A fellow tech worker was arrested Thursday in the slaying of Cash App founder Bob Lee on the streets of San Francisco.
The dad of two, 43, was stabbed just after 2:30 a.m. April 4 in the ritzy neighborhood of Rincon Hill.
Nima Momeni, 38, was arrested and charged with murder, police said.
“We can confirm that Mr. Lee and Mr.
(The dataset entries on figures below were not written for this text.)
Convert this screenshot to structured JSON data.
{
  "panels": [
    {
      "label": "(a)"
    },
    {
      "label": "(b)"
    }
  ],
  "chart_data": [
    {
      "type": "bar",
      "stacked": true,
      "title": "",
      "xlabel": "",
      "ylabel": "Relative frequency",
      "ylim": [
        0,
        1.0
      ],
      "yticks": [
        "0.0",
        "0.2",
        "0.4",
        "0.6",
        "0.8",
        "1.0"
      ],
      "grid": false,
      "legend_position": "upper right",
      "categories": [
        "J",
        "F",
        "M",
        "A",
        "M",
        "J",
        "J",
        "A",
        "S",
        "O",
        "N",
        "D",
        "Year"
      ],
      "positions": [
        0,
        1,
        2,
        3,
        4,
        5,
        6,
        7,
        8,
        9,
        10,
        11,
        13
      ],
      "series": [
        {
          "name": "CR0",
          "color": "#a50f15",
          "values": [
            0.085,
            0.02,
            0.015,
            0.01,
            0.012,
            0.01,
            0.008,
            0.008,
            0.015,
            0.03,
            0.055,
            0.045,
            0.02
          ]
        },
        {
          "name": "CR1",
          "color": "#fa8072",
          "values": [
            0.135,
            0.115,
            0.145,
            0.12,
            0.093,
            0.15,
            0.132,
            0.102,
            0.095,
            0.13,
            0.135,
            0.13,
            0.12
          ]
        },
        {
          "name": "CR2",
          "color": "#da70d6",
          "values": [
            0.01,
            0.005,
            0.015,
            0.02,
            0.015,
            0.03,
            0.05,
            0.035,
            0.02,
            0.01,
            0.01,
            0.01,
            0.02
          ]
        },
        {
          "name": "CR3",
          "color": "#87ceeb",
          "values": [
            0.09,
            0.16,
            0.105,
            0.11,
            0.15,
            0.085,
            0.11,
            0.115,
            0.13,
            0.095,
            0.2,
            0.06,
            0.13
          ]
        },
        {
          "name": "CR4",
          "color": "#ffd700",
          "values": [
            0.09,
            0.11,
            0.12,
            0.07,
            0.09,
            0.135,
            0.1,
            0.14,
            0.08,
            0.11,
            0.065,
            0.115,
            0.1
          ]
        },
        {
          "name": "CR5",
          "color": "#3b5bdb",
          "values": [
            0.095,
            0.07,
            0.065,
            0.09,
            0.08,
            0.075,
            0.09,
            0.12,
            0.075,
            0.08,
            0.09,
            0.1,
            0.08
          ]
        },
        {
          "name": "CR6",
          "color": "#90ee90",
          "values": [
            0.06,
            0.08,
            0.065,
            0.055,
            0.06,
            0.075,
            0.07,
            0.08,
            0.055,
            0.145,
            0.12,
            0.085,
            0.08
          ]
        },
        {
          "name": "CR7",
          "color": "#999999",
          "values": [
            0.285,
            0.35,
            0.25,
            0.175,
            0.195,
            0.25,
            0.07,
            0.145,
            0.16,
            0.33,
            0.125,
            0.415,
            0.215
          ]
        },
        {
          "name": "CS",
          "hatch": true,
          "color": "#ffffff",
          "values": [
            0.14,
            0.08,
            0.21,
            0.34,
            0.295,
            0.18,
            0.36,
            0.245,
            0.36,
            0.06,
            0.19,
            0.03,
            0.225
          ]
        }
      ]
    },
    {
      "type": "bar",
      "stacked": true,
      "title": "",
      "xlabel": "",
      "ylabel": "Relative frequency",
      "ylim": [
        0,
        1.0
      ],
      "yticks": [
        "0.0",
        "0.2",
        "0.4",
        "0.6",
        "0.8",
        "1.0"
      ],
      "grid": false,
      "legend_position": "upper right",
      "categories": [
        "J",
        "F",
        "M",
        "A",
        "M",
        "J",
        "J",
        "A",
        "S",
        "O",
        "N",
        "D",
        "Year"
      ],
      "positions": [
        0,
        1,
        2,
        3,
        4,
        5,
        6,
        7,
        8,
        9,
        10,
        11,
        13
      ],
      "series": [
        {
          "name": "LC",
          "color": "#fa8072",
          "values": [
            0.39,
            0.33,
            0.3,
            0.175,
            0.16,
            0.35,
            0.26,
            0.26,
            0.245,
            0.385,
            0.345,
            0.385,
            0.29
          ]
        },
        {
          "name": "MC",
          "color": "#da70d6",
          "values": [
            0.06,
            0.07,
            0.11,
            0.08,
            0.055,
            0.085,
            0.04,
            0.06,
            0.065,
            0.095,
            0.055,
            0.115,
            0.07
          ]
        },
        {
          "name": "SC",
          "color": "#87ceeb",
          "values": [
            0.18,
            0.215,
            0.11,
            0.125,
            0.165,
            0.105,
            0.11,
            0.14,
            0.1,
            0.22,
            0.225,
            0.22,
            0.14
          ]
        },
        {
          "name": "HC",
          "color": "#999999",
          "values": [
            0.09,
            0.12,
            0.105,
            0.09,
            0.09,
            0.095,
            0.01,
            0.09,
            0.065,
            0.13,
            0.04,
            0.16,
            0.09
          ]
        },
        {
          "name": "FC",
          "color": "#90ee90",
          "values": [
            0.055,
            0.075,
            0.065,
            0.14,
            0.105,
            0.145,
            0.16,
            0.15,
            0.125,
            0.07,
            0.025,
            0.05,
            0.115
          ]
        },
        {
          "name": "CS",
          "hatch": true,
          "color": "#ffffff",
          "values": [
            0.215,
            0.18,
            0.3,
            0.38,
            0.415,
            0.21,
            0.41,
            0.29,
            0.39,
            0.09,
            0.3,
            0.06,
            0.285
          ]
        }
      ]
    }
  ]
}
Momeni knew each other,” SFPD Chief William Scott said in a Thursday press conference but refused to go into any more detail.
Momeni, boss of a company called Expand IT, is said to have been driving through the city with Lee when they had some kind of confrontation, which resulted in the tech mogul exiting the vehicle.
Their altercation continued and Lee was fatally stabbed by Momeni on a quiet street, according to news site Mission Local, citing police sources.
Scott would not disclose if the knife used in the murder was recovered by investigators, as reported by Mission Local, who claimed cops had found it at the scene.
How the two had met and ended up in a car together or a motive for the apparent murder remains unknown.
Tragic security video — which has not been publicly released — shows the dying entrepreneur walking up to a car with its hazards flashing and lifting his shirt to the driver to show he was severely injured.
The car drove off without helping and Lee collapsed to the ground in the footage, according to various local outlets who had viewed the video.
It is not clear if the red car Lee approached in the video was the one driven by the suspect or another passing vehicle.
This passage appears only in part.